Back in 1992, an aerospace industry in Prince Edward Island was just a dream.

A quarter-century later, the aerospace industry is one of the Island’s largest exporters employing over 1,000 people, and Slemon Park is the hub.

Shawn McCarvill remembers the beginning well. Now the president of Slemon Park Corporation,  McCarvill was chief financial officer at the time of Slemon Park’s founding.

He says Slemon Park was born from the need to replace the hundreds of civilian and military jobs lost to the greater Summerside community when the federal government closed CFB Summerside.

“The closure was announced in 1989, Slemon Park Corporation was incorporated in 1991 and we took over the property in March 1992 – along with a five-year transitional fund,” McCarvill said.

The plan was to use the former base’s runways and hangar facilities to set up a fly-in, fly-out repair centre for aircraft. He said that aerospace and training have remained the pillars of Slemon Park’s success, but the facility has evolved even further as the years have progressed.

The original objective was to create 333 direct jobs by 1995, and it just kept going. There are over 1,000 people now working at Slemon Park– with most of those in the aerospace industry.

 “The development of the aerospace industry really proved to all of us that PEI can compete in non-traditional industries,” McCarvill said. “One of the reasons companies have had success is because of the highly productive workforce on PEI.”

 MDS Coatings, whose protective coatings guard against erosion and corrosion on compressors and aircraft engine parts, is among the companies that have found success at Slemon Park. Partner Phil Rodger says he has been happy with his company’s experience hiring and training Islanders for the aviation industry.

“We do a lot of training. For us the key thing is for potential candidates to have the right attitude, the willingness to join a team and to work hard,” Rodger said. “I think we have created a pretty stable work force with that.”

 His company set up shop on the Island as a sister company to an existing firm in the Ottawa area. “We looked at different jurisdictions, and at that time PEI was aggressively searching for companies to set up in Slemon Park. They had a very clear vision of what they wanted the park to be and were very focused on aerospace,” he said. “Slemon Park was by far the best offer we saw.”

McCarvill said he thinks the park will be a place for ongoing improvement and diversification.

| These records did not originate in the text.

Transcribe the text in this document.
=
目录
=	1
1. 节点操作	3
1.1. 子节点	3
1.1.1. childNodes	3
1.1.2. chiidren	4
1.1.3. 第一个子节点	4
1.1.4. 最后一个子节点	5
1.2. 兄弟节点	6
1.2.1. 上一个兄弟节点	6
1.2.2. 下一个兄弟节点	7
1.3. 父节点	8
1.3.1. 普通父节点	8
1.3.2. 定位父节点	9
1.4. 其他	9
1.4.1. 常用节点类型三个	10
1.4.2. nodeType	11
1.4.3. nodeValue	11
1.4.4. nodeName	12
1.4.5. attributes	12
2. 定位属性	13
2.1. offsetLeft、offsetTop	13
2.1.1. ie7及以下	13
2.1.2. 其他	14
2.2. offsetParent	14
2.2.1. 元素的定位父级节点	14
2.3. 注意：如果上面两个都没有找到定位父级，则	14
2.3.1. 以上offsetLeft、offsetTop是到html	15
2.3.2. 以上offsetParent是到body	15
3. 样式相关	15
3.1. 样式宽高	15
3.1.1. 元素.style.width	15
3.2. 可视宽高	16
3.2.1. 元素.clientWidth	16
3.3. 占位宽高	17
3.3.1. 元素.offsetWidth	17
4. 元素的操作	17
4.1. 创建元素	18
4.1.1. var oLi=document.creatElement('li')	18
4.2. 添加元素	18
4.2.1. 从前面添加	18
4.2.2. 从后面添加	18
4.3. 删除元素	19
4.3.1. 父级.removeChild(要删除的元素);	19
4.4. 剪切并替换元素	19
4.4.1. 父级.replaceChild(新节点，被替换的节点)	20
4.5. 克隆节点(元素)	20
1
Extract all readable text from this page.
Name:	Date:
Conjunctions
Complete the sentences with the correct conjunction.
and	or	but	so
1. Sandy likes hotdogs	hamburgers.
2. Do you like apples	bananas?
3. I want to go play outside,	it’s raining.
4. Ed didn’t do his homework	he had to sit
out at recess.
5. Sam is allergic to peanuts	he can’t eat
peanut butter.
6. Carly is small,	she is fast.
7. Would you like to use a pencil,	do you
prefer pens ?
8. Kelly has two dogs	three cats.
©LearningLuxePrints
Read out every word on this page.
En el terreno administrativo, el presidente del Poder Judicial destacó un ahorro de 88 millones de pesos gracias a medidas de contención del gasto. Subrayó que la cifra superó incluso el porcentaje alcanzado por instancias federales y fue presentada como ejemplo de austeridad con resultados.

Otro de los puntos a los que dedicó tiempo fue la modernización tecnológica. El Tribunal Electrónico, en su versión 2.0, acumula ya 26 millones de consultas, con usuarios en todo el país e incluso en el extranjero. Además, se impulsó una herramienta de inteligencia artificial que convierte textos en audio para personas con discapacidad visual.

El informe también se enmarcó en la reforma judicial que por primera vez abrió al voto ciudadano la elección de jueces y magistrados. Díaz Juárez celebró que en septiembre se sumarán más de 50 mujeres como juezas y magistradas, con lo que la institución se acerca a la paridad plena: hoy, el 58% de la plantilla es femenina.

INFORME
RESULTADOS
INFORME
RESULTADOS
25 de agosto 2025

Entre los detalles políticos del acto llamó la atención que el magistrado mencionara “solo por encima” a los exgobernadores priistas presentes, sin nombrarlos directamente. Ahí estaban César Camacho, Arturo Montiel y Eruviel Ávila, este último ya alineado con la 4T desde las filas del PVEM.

 “When the base closed it was not good news, but we’ve produced something great here and the organizations that have established here have been successful in highly competitive industries. Government’s investment in this property has leveraged a great private sector commitment.”

The lasting legacy of Slemon Park

Slemon Park has achieved a successful transition from military to civilian use in the last 25 years. Its aerospace companies, training organizations, and other key exporters, have had positive impacts on the provincial and Canadian economies, including:

  • 1,000 employees working on the property, with an estimated annual payroll of $50 million
  • Enabling the creation of a new industry on PEI, which demonstrated that a small island economy can succeed in fostering economic activity in ‘non-traditional’ sectors
  • Establishing a hub for aerospace growth and development with a core of highly successful private sector companies
  • Becoming a location of choice for long-term multinational, innovative and export driven companies, such as Vector Aerospace (now StandardAero)  and Honeywell.
  • Creating a recognized destination for public safety and law enforcement training as the home of the Canadian Centre of Public Safety Excellence
  • Developing a full service business community including an open and accessible airport
  • Developing a great residential neighbourhood of Summerside consisting of 253 homes.

Slemon Park has been able to take full advantage of its airport, significant hangar space and other former air force base assets in responding to new and emerging conditions in a global economy.